Los niños aprenden a ser autónomos en las pequeñas actividades diarias que desarrollarán en casa, en la guardería o en el colegio. Los niños desean crecer, quieren demostrar que son mayores en todo momento. Es misión de los padres y de los educadores, la aplicación de tareas que ayuden a los niños a demostrar sus habilidades y el valor de su esfuerzo. Colocar, recoger, guardar, quitar, abrochar y desabrochar, ir al baño, comer solo o poner la mesa son acciones que ayudarán a los niños a situarse en el espacio en que viven y a sentirse partícipes en la familia y entre sus amigos.

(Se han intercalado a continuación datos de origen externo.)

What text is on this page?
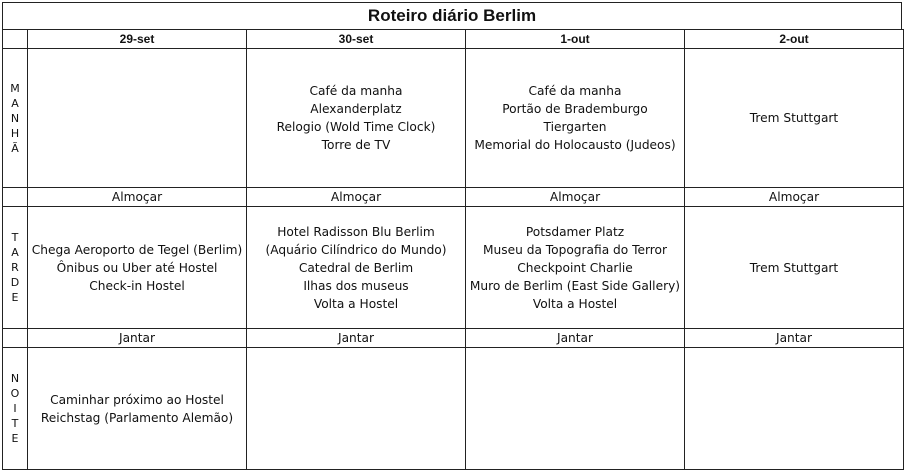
Roteiro diário Berlim
	29-set	30-set	1-out	2-out

M
A
N
H
Ã		Café da manha
Alexanderplatz
Relogio (Wold Time Clock)
Torre de TV	Café da manha
Portão de Brademburgo
Tiergarten
Memorial do Holocausto (Judeos)	Trem Stuttgart

	Almoçar	Almoçar	Almoçar	Almoçar

T
A
R
D
E	Chega Aeroporto de Tegel (Berlim)
Ônibus ou Uber até Hostel
Check-in Hostel	Hotel Radisson Blu Berlim
(Aquário Cilíndrico do Mundo)
Catedral de Berlim
Ilhas dos museus
Volta a Hostel	Potsdamer Platz
Museu da Topografia do Terror
Checkpoint Charlie
Muro de Berlim (East Side Gallery)
Volta a Hostel	Trem Stuttgart

	Jantar	Jantar	Jantar	Jantar

N
O
I
T
E	Caminhar próximo ao Hostel
Reichstag (Parlamento Alemão)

Los niños pueden y deben tener oportunidades para potenciar su autonomía y contemplar todo aquello que saben hacer por sí mismos, aunque para algunas cosas requieran la ayuda de otros.
Si les protegemos en exceso no aprenderán a protegerse ni conocerán el sentido del peligro. Hemos de darles pronto pequeñas responsabilidades como el cuidado y orden de sus juguetes, regar alguna planta, cuidar de alguna mascota... Cuando es pequeño conviene que verbalice sus responsabilidades en el hogar y en casa para que sepa bien lo que se le pide.